The results from the test sets are shown in Table 2. The predictive ability for the extractive contents for the unextracted samples appeared to perform the best, with the RPD values closely matching those from the calibration models. This was also observed for the extract with MSC data; however, first-derivative data from the complex extract spectra performed poorer. There was significant deterioration from the calibration results (Table 1) to the test results (Table 2) for GCV with the unextracted samples. In the case of the extracted test samples, the RPD values appeared better than those obtained from the calibration results. However, this may be primarily attributed to the larger variation in lignin content and GCV for the test sets. It can be seen that the SD’s for the test sets are larger than those for the calibration sets. The samples in this study were taken at both breast height and mid-height along the bole of each tree. Since the samples were randomly assigned to the calibration and test sets (30 and 10 samples, respectively), this observation is merely a manifestation of variability experienced in sampling, although the property range of the calibration samples should encompass that of the test sets for good model testing.

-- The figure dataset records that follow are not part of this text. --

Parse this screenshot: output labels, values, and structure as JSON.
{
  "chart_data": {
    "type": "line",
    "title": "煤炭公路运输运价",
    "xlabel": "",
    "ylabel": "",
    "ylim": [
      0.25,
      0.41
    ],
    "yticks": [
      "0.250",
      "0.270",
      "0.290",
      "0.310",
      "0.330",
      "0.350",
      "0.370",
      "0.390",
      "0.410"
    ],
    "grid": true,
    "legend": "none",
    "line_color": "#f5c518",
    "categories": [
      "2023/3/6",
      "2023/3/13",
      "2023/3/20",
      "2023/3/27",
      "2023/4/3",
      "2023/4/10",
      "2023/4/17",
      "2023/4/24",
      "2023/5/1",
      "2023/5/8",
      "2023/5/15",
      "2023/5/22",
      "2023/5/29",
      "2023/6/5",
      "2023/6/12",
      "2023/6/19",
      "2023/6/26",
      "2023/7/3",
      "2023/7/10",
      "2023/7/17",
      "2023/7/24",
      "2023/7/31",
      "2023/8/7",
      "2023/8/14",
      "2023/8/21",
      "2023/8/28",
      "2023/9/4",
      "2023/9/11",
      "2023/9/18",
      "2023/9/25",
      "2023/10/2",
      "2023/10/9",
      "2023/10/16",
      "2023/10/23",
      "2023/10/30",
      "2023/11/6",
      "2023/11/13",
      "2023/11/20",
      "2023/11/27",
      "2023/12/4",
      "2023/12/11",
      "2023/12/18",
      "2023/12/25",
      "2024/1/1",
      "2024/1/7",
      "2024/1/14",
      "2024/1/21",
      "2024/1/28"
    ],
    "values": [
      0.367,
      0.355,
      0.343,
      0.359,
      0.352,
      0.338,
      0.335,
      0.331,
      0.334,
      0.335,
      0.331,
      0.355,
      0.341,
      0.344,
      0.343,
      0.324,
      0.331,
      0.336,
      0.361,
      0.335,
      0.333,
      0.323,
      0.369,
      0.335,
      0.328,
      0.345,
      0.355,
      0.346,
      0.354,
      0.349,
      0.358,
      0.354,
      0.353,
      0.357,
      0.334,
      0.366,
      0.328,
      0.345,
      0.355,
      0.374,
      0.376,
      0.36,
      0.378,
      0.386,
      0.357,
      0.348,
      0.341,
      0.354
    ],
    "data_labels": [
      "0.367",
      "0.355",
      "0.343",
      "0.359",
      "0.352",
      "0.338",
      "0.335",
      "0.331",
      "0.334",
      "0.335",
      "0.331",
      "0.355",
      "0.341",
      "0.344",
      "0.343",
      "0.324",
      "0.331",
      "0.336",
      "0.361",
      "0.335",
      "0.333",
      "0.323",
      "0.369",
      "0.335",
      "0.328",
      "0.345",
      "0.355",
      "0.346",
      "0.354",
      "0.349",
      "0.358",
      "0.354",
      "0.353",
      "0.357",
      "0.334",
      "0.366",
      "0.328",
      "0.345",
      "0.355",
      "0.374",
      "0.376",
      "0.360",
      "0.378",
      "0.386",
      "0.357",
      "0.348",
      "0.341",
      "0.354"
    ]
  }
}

Table 2 Model statistics for the 10 test samples

Conclusion

A strong relationship was apparent between the variation in GCV and variation in extractive contents. Mid-IR spectroscopy coupled with multivariate analysis provides a useful technique for demonstrating this relationship. Plotting the regression coefficients for GCV and extractive contents showed that the same bands were responsible for these strong models. Although total lignin content does impact total GCV, no correlation was found between the variation in GCV with lignin content for the extractive-free wood samples. Strong models were also built for wood extractive contents using the actual extracts. Thus, there would appear to be a proportional change in extractives composition coinciding with the total amount of extractives present in the unextracted wood samples.